Non-banking finance corporations (NBFCs) are likely to witness a slower growth in 2012-13 due to the lower growth in the key segments. Meanwhile, the NBFCs are likely to witness a build up of delinquencies and a downward bias in interest margins.
According to a report published by credit rating agency ICRA Ltd, despite the slowdown in growth, NBFCs are likely to report a double-digit return on equity (ROE). During 2011-12, the managed retail credit of NBFCs reported a 32% growth.

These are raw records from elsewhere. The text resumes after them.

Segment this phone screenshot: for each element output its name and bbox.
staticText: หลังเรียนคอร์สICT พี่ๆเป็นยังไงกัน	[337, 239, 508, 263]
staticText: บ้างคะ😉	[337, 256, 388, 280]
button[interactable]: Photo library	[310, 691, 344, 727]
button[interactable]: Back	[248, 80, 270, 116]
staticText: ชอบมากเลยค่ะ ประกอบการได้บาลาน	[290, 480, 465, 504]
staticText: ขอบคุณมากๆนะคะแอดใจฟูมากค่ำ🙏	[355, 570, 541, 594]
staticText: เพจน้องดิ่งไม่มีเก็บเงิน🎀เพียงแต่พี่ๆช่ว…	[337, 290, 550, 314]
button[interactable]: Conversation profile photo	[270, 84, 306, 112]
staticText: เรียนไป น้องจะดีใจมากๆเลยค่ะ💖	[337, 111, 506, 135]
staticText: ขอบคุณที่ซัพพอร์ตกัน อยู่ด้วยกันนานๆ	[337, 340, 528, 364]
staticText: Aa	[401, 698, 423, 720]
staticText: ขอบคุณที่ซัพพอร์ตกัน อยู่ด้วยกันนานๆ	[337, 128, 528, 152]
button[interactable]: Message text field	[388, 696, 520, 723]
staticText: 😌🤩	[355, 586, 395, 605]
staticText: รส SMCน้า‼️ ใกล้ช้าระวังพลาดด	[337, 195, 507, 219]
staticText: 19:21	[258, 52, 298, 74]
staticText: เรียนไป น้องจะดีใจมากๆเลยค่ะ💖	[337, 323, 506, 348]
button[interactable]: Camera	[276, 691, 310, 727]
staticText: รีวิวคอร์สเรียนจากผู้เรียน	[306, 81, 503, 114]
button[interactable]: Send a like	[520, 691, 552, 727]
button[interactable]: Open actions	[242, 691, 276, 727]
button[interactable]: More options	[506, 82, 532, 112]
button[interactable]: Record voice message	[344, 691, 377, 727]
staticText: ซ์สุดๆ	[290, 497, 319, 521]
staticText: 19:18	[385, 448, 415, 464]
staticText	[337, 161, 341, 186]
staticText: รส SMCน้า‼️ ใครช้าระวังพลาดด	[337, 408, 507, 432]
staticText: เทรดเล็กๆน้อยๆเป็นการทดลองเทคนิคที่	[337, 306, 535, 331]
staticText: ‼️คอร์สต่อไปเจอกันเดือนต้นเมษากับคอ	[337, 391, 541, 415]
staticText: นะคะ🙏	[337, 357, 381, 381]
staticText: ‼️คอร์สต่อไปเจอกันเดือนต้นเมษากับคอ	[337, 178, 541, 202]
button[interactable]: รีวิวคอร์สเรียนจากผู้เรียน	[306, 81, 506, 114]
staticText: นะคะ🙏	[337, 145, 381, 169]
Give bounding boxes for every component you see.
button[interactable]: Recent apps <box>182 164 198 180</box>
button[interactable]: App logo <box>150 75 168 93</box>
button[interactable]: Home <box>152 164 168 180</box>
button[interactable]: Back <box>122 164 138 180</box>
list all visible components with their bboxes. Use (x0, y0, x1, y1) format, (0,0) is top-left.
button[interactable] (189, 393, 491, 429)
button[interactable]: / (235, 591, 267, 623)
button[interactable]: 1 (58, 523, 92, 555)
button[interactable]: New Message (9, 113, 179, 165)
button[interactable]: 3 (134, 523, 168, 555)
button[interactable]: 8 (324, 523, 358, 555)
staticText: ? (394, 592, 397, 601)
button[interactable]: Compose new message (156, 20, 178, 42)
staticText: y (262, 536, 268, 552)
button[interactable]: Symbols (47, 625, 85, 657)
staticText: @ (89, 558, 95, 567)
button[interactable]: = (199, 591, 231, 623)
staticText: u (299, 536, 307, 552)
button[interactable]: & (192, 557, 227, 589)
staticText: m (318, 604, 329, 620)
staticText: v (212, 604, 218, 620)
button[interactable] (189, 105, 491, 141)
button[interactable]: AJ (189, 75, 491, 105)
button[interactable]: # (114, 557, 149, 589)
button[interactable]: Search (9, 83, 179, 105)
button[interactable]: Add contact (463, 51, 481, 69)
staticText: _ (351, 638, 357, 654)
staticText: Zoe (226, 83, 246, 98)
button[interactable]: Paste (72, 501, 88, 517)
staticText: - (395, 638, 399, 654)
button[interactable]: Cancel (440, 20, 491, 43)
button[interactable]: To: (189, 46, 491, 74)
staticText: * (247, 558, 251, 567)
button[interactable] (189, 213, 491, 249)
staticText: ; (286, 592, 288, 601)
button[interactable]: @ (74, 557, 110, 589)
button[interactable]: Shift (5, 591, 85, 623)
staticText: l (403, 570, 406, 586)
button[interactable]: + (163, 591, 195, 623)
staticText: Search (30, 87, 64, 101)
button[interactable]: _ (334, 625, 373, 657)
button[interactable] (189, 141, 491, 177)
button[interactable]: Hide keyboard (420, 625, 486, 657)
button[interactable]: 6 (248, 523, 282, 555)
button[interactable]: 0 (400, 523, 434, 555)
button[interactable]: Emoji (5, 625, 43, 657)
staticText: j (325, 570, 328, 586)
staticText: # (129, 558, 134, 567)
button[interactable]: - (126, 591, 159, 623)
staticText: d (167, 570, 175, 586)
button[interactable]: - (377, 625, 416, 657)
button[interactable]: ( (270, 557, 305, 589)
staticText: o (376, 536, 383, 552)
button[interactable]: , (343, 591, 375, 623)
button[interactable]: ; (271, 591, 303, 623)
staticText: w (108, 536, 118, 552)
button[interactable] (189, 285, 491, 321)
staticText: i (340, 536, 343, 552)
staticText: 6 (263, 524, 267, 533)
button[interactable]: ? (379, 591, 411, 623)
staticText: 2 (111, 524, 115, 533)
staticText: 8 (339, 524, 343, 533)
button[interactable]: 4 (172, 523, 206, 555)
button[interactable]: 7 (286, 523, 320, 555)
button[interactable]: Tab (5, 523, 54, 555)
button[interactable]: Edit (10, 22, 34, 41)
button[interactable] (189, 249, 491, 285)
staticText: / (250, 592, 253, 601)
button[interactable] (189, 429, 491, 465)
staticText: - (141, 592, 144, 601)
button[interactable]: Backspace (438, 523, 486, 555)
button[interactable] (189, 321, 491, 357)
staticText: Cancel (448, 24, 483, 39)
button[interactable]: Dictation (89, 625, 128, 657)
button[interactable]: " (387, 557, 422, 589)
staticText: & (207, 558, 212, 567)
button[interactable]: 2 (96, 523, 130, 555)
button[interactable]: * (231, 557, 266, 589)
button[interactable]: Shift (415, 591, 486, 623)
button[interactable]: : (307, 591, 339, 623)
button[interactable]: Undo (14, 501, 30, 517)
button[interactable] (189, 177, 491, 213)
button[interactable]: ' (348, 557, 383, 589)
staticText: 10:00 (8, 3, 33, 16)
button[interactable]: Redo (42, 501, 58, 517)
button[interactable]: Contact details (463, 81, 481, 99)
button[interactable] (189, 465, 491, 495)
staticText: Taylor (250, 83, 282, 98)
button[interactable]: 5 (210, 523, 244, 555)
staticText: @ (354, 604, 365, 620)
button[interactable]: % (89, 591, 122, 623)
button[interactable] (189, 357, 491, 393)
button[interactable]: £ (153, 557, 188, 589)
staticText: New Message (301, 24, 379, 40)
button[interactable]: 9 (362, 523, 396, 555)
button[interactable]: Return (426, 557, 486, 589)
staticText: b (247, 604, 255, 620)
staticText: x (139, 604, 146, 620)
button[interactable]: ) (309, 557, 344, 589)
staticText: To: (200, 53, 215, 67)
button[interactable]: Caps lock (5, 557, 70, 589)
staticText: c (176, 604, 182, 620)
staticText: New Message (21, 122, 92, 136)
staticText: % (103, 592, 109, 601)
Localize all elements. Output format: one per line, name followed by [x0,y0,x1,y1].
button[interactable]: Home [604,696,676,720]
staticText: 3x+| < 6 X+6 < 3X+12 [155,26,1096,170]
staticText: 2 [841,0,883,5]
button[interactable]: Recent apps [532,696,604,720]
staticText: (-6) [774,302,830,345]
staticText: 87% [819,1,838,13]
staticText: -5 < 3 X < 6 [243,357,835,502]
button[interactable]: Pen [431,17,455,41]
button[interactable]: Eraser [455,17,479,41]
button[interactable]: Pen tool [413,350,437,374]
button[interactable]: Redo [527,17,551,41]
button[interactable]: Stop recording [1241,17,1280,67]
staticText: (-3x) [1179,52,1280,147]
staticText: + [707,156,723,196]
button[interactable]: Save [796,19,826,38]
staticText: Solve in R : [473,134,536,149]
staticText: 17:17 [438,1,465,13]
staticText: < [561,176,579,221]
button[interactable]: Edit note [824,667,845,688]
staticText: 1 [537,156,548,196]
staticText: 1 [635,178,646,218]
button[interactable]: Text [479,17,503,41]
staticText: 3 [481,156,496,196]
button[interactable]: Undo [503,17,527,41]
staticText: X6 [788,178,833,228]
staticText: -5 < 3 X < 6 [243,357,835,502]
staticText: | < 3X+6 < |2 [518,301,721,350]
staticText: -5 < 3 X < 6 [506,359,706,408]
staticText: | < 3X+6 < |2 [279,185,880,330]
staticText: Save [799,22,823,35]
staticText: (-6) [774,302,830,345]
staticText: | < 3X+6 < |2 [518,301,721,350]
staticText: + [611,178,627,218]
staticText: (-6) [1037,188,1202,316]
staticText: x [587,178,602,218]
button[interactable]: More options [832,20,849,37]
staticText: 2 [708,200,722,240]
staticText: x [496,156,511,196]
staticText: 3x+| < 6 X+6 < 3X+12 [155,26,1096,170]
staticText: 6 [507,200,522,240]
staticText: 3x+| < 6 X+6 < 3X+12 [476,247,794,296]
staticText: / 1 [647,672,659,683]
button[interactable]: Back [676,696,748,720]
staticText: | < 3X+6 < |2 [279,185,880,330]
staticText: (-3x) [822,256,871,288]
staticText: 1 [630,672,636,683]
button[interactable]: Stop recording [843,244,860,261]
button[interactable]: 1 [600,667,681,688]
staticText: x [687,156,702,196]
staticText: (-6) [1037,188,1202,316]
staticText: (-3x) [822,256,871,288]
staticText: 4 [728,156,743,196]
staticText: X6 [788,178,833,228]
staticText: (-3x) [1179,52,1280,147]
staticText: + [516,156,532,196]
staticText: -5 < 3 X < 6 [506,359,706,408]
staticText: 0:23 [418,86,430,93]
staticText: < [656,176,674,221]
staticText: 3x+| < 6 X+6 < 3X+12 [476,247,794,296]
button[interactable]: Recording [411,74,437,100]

However, due to the slowdown in Commercial Vehicle (CV), Construction Equipment (CE) and gold loan portfolio segments, the rating agency also expects retail credit of NBFCs to grow only 17% in 2012-2013. The Commercial Vehicle (CV), Construction Equipment (CE) and gold loan portfolio segments put together account for around 56% of the total NBFC retail credit.
ICRA, in its report on performance review of retail NBFC’s and industry outlook, also said that the total NBFC retail managed credit amounts to Rs 2,96,000 crore as on March 31, 2012, was distributed across commercial vehicles, gold loans, mortgage, construction equipment, among others.
According to the agency, the net interest margins (NIMs) for NBFC as of March 2012 stood at 6.30%, which is lower by approximately 25 bp compared to the previous financial year on account of the increase in funding costs. As for the asset quality, gross NPA percentage of the NBFCs is likely to deteriorate from March 31, 2012, levels of 1.56% due to an adverse operating environment.
The cost of funds for retail-focused NBFCs remained high at 10.5%-13%. This is likely to remain elevated, says ICRA in view of the new SEBI guidelines capping the mutual fund investments in NBFC-issued debt securities.